The brothers take turns from 6 am to well past midnight, making frothy lassi by whipping the curd in a big steel vessel with a wooden spindle rolling between the palms of their hands. They take immense care in preparing the curd. Their father’s old friend from a nearby village supplies fresh milk and they have their own marking system to check the standard. About 10-litre batches of milk are boiled with a dash of sugar and reduced to eight litres. The thickened and cooled milk is then set with the jaman in huge clay vessels.

“We do not add any extra sweetener,” says Manoj. He says he owes the business to his grandmother Subhadradevi, who would make it at home and for his grandfather Lobe Sardar to sell at a kiosk near Assi Ghat more than seven decades ago.

Given the shop’s proximity to the Banaras Hindu University, college goers are always hanging out. “Whenever there is an alumni meet at BHU, former students in their sixties and seventies come to our shop and, over lassi, they recall the old days,” says Brijesh. During the Pravasi Bharatiya Sammelan in January this year, the brothers pooled in to supply different varieties of lassi for more than 5,000 invitees for three days. They are called in during big weddings and also to cater to the demands of cinestars during film shoots.
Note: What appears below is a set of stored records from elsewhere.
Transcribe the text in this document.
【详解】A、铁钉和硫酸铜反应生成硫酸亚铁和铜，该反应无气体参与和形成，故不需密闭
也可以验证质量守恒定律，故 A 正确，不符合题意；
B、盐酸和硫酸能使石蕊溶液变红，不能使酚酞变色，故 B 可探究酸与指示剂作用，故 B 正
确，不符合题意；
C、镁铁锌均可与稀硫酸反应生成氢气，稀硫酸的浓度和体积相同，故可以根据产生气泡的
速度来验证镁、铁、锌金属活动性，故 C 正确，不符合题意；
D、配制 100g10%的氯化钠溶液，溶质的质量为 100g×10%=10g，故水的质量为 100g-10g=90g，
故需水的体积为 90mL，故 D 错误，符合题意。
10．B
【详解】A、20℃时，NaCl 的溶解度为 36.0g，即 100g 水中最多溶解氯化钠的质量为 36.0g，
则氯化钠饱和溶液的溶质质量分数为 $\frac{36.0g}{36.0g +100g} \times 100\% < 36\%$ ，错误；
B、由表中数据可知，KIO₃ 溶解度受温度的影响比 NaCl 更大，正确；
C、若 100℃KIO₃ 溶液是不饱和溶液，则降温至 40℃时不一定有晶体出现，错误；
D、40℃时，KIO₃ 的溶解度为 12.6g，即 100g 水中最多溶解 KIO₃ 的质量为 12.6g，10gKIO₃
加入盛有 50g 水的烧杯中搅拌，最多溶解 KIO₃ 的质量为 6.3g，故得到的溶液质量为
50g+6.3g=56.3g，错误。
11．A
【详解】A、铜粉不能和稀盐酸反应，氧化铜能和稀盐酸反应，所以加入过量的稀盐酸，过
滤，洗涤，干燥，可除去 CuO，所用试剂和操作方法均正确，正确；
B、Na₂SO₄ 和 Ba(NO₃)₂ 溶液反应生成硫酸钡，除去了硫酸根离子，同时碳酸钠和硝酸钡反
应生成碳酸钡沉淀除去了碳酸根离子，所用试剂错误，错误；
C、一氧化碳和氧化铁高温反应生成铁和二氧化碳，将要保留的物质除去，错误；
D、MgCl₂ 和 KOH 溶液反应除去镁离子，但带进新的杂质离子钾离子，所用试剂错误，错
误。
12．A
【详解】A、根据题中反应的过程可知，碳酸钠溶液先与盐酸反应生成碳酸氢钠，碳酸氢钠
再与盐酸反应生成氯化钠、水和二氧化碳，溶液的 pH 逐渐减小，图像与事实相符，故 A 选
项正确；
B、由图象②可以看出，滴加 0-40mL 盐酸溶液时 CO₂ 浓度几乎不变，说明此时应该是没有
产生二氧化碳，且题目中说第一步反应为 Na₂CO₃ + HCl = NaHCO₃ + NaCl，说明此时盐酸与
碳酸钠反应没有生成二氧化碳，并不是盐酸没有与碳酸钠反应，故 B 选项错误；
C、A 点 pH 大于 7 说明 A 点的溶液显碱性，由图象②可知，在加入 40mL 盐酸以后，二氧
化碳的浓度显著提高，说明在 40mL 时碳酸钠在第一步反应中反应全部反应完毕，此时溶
Pehelwan Lassi is a benchmark, says Dr Indraneel Basu, who has been a regular at the shop since 1983. He says the lassi is a natural and nutrient-dense drink, with no added flavour or preservative but loaded with probiotics, protein, fat and calcium.

“The taste remains deliciously same and is better than any ice cream,” adds the general practioner, “You can indulge yourself and burn it also easily!”